The last area is that of foreign medical credentials. At present, the CMA supports the creation of a Canadian agency for the assessment and recognition of foreign credentials. With the appropriate mandate, we believe such an agency could play an important and needed role. We propose that it should promote and facilitate the adoption and awareness of our national standards for certification and licensure.
It should also develop procedures for the assessment of credentials of internationally trained professionals. These might include: one, the facilitation of international exchanges with regulatory bodies; two, the development of an evaluation framework to assess the fairness, accessibility, coherence, transparency, and vigorousness of the process to assess foreign credentials; and finally, the development of template materials to promote international sharing of information about career prospects in Canada for various occupations, even before immigration.

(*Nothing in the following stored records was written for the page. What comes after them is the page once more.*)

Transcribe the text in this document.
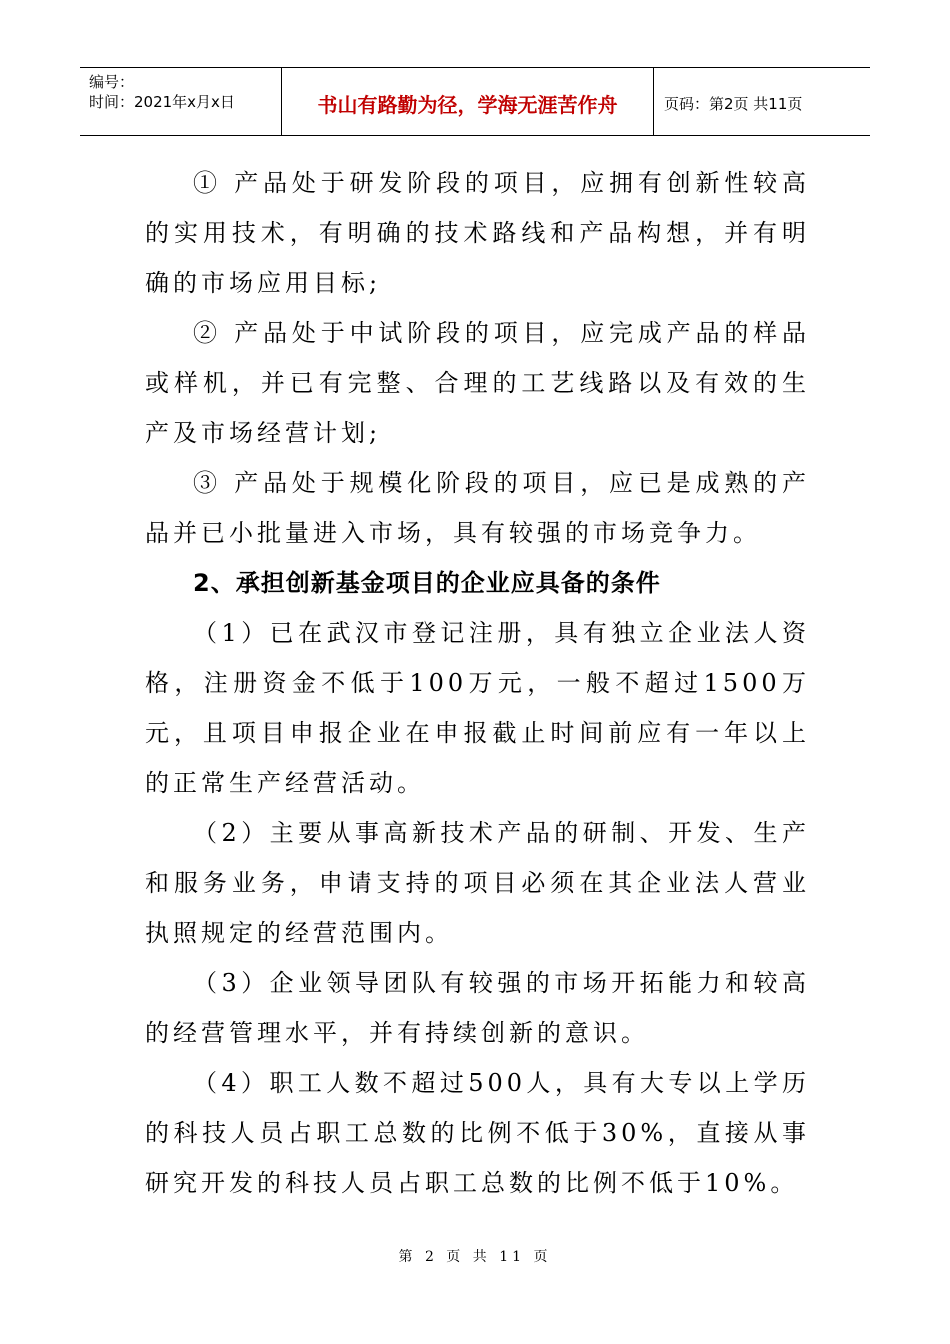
编号：
时间：2021年x月x日	书山有路勤为径，学海无涯苦作舟	页码：第2页 共11页

① 产品处于研发阶段的项目，应拥有创新性较高的实用技术，有明确的技术路线和产品构想，并有明确的市场应用目标;

② 产品处于中试阶段的项目，应完成产品的样品或样机，并已有完整、合理的工艺线路以及有效的生产及市场经营计划;

③ 产品处于规模化阶段的项目，应已是成熟的产品并已小批量进入市场，具有较强的市场竞争力。

2、承担创新基金项目的企业应具备的条件

（1）已在武汉市登记注册，具有独立企业法人资格，注册资金不低于100万元，一般不超过1500万元，且项目申报企业在申报截止时间前应有一年以上的正常生产经营活动。

（2）主要从事高新技术产品的研制、开发、生产和服务业务，申请支持的项目必须在其企业法人营业执照规定的经营范围内。

（3）企业领导团队有较强的市场开拓能力和较高的经营管理水平，并有持续创新的意识。

（4）职工人数不超过500人，具有大专以上学历的科技人员占职工总数的比例不低于30%，直接从事研究开发的科技人员占职工总数的比例不低于10%。

第 2 页 共 11 页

In summary, our message to the committee is threefold: one, the importance of national standards; two, we need a more comprehensive strategy for international medical graduates, one that increases and enhances opportunities for all Canadians to have access to medical education at both the graduate and post-graduate level; and finally, that the federal government can play an important role in the area of foreign medical credentials by promoting awareness of standards and facilitating the sharing of best practices.
Mr. Chair, I appreciate the opportunity to present to you today with my fellow professionals. I look forward to your questions.